Another mistake: using temperature = 0.8 in a safety-critical feature (medical triage, contract review) because you want “natural-sounding” responses. Higher temperature increases the probability of unexpected outputs, including outputs that violate safety constraints. In safety-critical contexts, use low temperature.
Test Your Understanding
Here are four scenarios. Work through each one and think about what you’d ask or decide.
Scenario 1: Knowledge Cutoff Problem
A user reports your AI product gave factually incorrect information about an event that happened last month. What are the two most likely causes, and how would you investigate which one it is?

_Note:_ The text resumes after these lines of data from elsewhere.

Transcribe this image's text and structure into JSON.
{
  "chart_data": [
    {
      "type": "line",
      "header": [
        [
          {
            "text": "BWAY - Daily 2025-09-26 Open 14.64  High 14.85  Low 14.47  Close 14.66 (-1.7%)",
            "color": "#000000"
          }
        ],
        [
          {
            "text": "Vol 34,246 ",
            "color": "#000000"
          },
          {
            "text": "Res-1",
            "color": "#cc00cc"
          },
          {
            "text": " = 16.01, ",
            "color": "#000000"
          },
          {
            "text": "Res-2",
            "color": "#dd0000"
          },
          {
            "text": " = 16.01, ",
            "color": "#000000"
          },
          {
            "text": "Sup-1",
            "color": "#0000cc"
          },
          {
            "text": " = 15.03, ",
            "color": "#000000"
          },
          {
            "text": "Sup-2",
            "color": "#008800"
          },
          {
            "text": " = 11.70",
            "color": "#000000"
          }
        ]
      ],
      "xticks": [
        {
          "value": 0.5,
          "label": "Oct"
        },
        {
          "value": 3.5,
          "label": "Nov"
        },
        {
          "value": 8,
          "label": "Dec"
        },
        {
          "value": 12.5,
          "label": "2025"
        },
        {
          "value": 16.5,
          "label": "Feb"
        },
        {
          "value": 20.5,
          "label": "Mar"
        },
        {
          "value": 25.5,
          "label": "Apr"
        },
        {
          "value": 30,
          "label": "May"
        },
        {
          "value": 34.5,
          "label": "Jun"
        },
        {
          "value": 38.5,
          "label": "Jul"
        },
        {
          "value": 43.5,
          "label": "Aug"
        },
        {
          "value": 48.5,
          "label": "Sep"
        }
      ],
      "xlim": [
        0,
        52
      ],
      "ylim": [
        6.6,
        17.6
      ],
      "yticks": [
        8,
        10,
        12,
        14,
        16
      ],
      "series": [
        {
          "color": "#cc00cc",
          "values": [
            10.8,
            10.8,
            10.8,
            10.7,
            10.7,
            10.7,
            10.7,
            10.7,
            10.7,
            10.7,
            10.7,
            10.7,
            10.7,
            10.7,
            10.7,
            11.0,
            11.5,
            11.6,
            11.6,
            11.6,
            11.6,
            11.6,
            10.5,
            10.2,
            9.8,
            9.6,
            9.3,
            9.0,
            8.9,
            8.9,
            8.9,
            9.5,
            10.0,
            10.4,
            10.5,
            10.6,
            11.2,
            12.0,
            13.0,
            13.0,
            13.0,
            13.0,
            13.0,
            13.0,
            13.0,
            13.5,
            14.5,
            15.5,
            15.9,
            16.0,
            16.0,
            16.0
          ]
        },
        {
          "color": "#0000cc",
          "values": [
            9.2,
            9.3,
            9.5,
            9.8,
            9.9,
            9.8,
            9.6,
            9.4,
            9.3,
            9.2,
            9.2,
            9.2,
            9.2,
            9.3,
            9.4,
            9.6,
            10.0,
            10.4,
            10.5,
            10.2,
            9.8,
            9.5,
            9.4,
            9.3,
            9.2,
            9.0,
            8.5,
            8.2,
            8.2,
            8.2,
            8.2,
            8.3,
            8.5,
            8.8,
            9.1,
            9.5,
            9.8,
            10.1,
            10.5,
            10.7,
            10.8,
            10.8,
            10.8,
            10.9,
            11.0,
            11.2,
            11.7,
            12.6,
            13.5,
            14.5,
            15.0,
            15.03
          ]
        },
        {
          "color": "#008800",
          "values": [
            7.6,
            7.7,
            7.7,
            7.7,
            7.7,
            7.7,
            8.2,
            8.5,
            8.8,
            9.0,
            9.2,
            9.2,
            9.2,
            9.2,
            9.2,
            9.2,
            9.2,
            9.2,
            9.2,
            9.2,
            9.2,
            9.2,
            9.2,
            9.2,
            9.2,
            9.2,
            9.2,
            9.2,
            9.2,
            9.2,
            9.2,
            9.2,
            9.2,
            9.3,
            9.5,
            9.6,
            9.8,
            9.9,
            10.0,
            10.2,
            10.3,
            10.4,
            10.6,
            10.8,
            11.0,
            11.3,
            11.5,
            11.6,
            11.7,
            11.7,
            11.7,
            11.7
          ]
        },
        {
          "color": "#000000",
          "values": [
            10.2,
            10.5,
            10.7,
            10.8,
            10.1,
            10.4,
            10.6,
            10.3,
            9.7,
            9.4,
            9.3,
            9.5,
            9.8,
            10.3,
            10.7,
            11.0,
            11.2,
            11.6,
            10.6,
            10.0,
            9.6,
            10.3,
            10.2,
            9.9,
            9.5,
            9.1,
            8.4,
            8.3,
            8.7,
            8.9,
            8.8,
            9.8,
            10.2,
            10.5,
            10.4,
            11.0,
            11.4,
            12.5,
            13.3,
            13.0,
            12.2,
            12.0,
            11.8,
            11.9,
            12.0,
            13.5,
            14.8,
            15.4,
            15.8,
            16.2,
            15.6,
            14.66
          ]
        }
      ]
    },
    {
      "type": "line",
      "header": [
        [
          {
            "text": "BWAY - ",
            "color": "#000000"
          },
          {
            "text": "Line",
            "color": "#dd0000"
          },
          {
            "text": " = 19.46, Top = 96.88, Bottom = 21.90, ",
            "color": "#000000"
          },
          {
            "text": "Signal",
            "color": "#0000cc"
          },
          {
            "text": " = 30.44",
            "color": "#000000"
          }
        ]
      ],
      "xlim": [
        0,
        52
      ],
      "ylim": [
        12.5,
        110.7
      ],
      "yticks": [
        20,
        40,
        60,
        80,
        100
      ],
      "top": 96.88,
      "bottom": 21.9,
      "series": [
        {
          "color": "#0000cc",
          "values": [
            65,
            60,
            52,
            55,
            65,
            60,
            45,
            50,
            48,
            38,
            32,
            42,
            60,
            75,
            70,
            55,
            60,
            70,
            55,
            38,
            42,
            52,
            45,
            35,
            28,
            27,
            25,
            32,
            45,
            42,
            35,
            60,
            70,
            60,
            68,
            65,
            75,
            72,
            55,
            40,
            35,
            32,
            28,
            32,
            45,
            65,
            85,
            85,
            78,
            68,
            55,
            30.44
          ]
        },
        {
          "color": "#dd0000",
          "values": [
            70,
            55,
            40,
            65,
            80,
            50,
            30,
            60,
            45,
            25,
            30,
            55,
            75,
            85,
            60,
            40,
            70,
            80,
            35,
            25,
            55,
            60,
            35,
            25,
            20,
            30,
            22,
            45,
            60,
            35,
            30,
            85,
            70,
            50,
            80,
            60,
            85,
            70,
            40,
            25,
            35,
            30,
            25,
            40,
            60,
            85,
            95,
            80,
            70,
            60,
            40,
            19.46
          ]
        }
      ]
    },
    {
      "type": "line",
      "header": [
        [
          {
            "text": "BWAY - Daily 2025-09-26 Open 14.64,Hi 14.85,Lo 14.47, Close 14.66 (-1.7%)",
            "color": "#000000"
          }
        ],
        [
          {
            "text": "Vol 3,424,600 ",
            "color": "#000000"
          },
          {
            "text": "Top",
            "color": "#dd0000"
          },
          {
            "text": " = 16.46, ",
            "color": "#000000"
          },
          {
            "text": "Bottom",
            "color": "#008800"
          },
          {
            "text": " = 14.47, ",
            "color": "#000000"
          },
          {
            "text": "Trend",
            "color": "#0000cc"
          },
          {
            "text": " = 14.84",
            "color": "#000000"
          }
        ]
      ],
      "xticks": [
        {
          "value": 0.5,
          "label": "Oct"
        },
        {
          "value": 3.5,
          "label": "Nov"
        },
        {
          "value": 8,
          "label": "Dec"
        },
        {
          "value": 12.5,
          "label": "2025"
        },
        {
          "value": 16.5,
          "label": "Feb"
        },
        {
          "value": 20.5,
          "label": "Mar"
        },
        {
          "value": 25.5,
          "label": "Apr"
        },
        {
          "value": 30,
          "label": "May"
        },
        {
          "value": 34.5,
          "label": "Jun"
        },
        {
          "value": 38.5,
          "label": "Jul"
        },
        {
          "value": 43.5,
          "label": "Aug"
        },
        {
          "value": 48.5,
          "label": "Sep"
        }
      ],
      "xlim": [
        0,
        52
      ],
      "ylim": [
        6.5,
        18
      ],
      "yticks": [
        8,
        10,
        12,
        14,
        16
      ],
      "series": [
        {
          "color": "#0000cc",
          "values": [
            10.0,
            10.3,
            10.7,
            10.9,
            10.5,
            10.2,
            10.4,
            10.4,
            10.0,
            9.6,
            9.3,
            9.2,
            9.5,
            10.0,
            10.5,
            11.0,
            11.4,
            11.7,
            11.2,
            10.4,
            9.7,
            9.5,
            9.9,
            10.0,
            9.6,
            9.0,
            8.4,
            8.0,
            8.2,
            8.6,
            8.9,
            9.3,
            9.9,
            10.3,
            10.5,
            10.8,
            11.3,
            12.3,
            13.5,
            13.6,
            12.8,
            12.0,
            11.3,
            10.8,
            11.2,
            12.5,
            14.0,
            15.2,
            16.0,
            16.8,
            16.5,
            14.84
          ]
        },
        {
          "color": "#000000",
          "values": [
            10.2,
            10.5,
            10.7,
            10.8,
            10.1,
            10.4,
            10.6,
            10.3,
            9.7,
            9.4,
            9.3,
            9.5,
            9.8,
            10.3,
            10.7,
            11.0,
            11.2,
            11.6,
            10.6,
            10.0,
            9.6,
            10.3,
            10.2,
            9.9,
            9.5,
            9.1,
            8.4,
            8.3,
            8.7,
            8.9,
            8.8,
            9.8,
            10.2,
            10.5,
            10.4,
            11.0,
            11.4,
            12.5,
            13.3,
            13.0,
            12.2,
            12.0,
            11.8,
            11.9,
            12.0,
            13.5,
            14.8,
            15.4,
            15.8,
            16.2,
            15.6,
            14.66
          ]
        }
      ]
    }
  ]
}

Scenario 2: Feature Architecture Decision
You’re designing a customer support chatbot. Each conversation can involve multiple back-and-forths over several minutes. The model needs to remember earlier context. What would you choose: increasing the context window, or implementing a summarisation pipeline that compresses conversation history before each request? What’s the trade-off?
Scenario 3: The Fine-tuning Proposal
Your engineering team proposes fine-tuning a model to “improve quality on our specific domain.” You have 200 labelled examples. Is fine-tuning the right move? What questions would you ask before committing to a fine-tuning run?
Scenario 4: Retrieval Ordering
You’re building a RAG system for legal document research. You retrieve five relevant documents. Based on what you know about attention and context position, how would you order them in the prompt to maximise the model’s ability to use them?
Take time with these. The answers reveal whether you’ve internalised the concepts or just skimmed them. If any of these feel unclear, go back to the relevant section and re-read.
What’s Next
This is Layer 1: how models work at a mechanical level. The next layer, which I’ll cover in Article 3, is evaluation and benchmarking: how to measure whether your product decisions actually worked.
If you understand tokens, context windows, training vs inference, the three levers, embeddings, attention, and temperature, you’ve crossed a threshold. You can sit in a room with engineers and ask the right questions. You can push back on bad ideas. You can make decisions about architecture and trade-offs without deferring to whoever sounds most confident.
That’s the point of this framework. Not to make you an ML engineer. To make you a product person who thinks clearly about AI systems.